Refly Harun, dalam kasus pemberitaan atau pengutipan pendapat itu, sesungguhnya berada dalam posisi dirugikan media pers itu sendiri. Kita masih ingat, bagaimana konon ahli hukum tata-negara ini mengatakan (usai pencopotan sebagai komisaris salah satu BUMN), bahwa ia akan mengawasi pemerintahan. Yang baik dia dukung, yang salah akan dia kritisi secara proporsional.

Pemberitaan mengenai pernyataan Refly soal aksi bagi sembako Jokowi, sama sekali tak significant untuk janji Refly, untuk tetap kritis dalam mengawasi kebijakan pemerintah. Karena yang dikritisinya bukan kebijakan pemerintah. Melainkan aksi individu Jokowi, yang kebetulan adalah Presiden. Lho, kok dikawal Paspampres segala? Karena Jokowi adalah melekat Presiden, sebagaimana resiko apapun perbuatan dia, bermatra banyak. Kalau dalam aksi pribadinya mengalami kecelakaan, apa yang terjadi? Itu yang diharap lawan politik. Apa implikasinya? Bedakan dengan tetangga saya, yang tukang tambal ban, ketika menjadi pelopor aksi sembako Tetap saja dianggap sudah kewajiban kita sebagai makhluk sosial, peduli sesama.  

Model pemberitaan media, jadi merugikan Refly karena ada split logika yang tak terwacanakan. Karena media hanya merekam, anti beropini. Tidak ada perspektif dan preferensi yang dibangun. Di situ bukan hanya Refly yang dirugikan, melainkan masyarakat secara umum. Kenapa?

Diskursus Mengenai Media yang Berubah. Karena diskursus yang dibangun media, jadi kontra-produktif. Padal, kemarin ketika teman-teman pejuang pers mengumandangkan Hari Kebebasan Pers se Dunia, spirit perjuangan apa yang hendak dikibarkan, atas nama ‘kebebasan pers itu? Waktu itu, saya kutipkan omongan Thomas Jefferson, “Pers adalah instrumen paling baik dalam pencerahan dan meningkatkan kualitas manusia sebagai makhluk rasional, moral, dan sosial.”

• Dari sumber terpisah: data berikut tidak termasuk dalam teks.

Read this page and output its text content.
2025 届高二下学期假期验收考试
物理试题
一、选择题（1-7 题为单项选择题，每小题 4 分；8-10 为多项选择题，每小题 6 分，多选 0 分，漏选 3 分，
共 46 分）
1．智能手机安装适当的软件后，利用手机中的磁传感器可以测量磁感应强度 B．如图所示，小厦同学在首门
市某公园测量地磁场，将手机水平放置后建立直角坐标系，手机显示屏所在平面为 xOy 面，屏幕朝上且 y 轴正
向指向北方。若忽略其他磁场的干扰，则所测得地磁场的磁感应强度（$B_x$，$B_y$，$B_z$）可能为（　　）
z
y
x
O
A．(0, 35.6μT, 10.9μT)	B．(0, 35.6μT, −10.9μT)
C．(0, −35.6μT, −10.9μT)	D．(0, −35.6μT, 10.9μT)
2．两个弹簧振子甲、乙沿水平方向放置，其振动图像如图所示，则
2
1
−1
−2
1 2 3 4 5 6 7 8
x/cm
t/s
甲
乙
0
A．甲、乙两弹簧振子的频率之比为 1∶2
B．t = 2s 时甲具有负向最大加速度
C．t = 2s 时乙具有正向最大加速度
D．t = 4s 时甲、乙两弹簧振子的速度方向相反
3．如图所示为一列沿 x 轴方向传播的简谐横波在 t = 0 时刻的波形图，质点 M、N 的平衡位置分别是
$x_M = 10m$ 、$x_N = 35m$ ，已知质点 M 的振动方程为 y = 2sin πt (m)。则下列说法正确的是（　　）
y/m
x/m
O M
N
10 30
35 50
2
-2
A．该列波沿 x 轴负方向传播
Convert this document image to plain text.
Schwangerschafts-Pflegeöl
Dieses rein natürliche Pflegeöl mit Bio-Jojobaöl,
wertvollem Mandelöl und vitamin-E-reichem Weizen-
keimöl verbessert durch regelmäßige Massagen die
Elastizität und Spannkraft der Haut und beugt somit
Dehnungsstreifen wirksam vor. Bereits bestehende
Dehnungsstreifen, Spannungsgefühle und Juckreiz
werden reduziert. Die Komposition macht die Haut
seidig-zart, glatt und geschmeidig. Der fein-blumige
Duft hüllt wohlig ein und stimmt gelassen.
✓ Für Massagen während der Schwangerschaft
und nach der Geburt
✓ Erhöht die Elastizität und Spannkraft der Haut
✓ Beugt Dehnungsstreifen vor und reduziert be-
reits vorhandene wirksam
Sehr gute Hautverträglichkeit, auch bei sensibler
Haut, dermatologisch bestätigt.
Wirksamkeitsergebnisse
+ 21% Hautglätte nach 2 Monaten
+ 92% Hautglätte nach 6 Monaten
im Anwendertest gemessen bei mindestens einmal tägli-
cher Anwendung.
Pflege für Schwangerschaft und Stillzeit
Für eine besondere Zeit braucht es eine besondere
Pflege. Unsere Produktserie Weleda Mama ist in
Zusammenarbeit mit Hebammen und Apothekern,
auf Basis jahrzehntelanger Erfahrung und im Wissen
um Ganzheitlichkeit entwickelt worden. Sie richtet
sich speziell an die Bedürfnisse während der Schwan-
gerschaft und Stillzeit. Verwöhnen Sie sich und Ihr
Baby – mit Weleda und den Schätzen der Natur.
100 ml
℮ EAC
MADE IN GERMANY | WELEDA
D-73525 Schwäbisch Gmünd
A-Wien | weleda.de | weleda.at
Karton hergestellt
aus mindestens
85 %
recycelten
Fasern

Tapi, karena pers dalam konteks omongan Thomas Jefferson (yang hidup di 1743 – 1826) kala itu, dia tak tahu apa yang terjadi 200 tahun setelah kematiannya. Sekali pun tahun 2018 Najwa Shihab dalam buku ‘Mantra Layar Kaca’ menyebut; “Media selalu punya kesempatan emas, membangun keterlibatan sosial dan solidaritas.” Bagaimana kalau sebaliknya? Karena media yang dimaksud keduanya (Thomas Jefferson dan Najwa), adalah media konvensional, yang bukan lagi media mainstream. Di situ permasalahan muncul.

Tak bisa dipungkiri, arus utama media kita hari ini adalah medsos (atau sosmed, terserah). Salah satu indikasinya, pers sebagai media konvensional kini tidak tabu mengutip medsos, yang acap jadi pecatu pemberitaannya. Bahkan di tengah perjuangan untuk mempertahankan eksistensinya, pola penulisan pers pun meniru pola-pola media online. Hingga tak tabu yang dulunya disebut pers garda depan, memakai gaya click-bait agar tetap bisa mengumpulkan pembaca. Dengan cara itulah untuk berebut mendapatkan iklan.

Ketidakbebasan pers, masa kini, bukan lagi bernilai heroik, yang memperhadapkan pers dengan kekuasaan negara atau pemerintah. Melainkan lebih pada politik kekuasaan atas hukum pasar. Lebih berkaitan dengan eksistensi masing-masing, atau dengan kata yang lebih sublim: laba. Pertentangan yang lebih jamak, justeru adalah antara insan (untuk tidak menyebut buruh) pers dengan perusahaannya.  

Media cetak kita, entah itu koran, majalah, tabloid, di mana-mana jebol pertahanannya. Kompas, dalam dua tahun ini, anjlok 200 ribu tirasnya. Tempo, baik koran maupun majalah, senyatanya hanya berkisar di Jabodetabek. Ia masih eksis secara nasional karena narasi yang dibangun, dan berkat vibrasi perbincangan netizen. Koran-koran grup Jawa Pos, juga Tribune-News Kelompok Gramedia, media cetaknya hanyalah terusan dari model media online.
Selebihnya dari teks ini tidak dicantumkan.